Wednesday, March 17, 2010

Taking a Critical Lens to the Critical Lens Essay

Every state has its own education guidelines and requirements. In New York State these include the regents exams; a series of tests spread out over the four years of high school in every major subject. The English regents examine is perhaps the biggest of them. The test is taken in the Junior year, and it consists of two three-hour testing sessions. In my own experience the critical lens essay, a major component of the test, was what our school prepped us for with the greatest amount of rigor.

The critical lens essay, for those who are unfamiliar, is an essay which examines the validity of a quote, and either supports or refutes the statement using two pieces of literature to support their position. The perceived intent here is to show that our students are thinking creatures by asking them to interpret and analyse these quotes and by default the literature they have already read. That's a fine intention but the critical lens, at least within its present state, isn't the proper method of execution.

Firstly, let me share with you the quotes which have appeared on regents exam over the past two years or so
"A real hero is always a hero by mistake..."
-Umberto Eco

"Fear always springs from ignorance."
-Ralph Waldo Emerson

"...the strongest man upon the earth is he who stands the most alone."
-Henrik Ibsen

"It is only with the heart that one can see rightly..."
-Antoine de Saint-Exupery

"Whoever does wrong, wrongs himself..."
- Marcus Aurelius
Notice anything strange about these? You can, of course, form a dissenting opinion about anything but by large these quotes conform to general ideals. They're all very safe; notions chosen to elicit a conformity of opinion. And even if one were to disagree with Marcus Aurelius or Umberto Eco, how apt are they to do so on a weighty exam when the notion of consensus is so palpable?

Moreover, consider that, at least in my neck of the woods, it was actively encouraged by our under read educators not to draw support from literature outside of the school cannon. I challenge anyone to dissent with Ibsen when your primary support is limited to the likes of To Kill a Mockingbird, Lord of the Flies, Fahrenheit 451, Animal Farm.
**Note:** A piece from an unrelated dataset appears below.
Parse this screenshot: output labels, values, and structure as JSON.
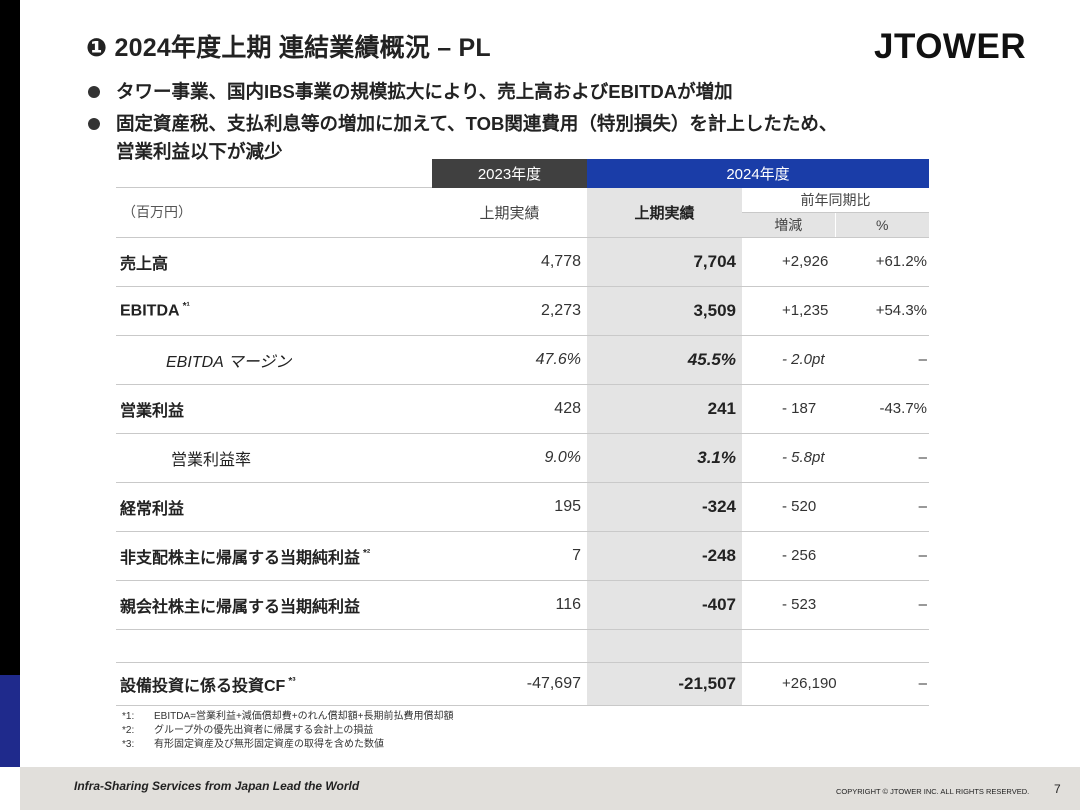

The answers and therefore the evaluation of these statements is built in; brainwashed. The suggestion of a literature pool limited to works you didn't select already conforms you to world view, even if the relative safeness of the quotes hasn't already forced a specific answer. Analysis within these parameters is a joke.

Now let's talk about the burden of proof, and literature analysis. In an ideal world a novel is written because an author wants to make statement about something. The shallow notions the regents tends to choose can conform to these intents because they're shallow. What does Eco's quote require of a text besides a reluctant protagonist? There are few components of storytelling that, to me, seem more text book. But the problem here as I see it is that the critical lens asks a student to conform at least moderately complex novels to simpler notions. The danger of this is that legitimate analysis of intent can devolve into an exposition of plot.

For instance Antoine de Saint-Exupery's quote can be interpreted as simplistically as "Our ability to view the world is dependent on a good conscience," which is in itself not an analysis but rephrased comprehension. A student can proceed to detail the events of To Kill a Mockingbird and Lord of the Flies, making point of Scout and Ralph respectively, for a legitimate "essay". Where in this are analytical reading skills demonstrated? Where are the major themes of these texts referenced in such an essay?

The truth is these types of tests are made easier by the year so that more students are able to pass and more funding is acquired. It's more important that book X be added to the curriculum next year than it is those who will read it understand it.

My two cents? Drop the critical lens essay entirely, and throw a piece of flash fiction on the test. Something like Hemingway's Hills Like White Elephants or Carver's Little Things and ask students to analyse them much in the way I analyse books here, sans colloquium. Would this prove students read their assigned literature? No, but it would prove they know how to read.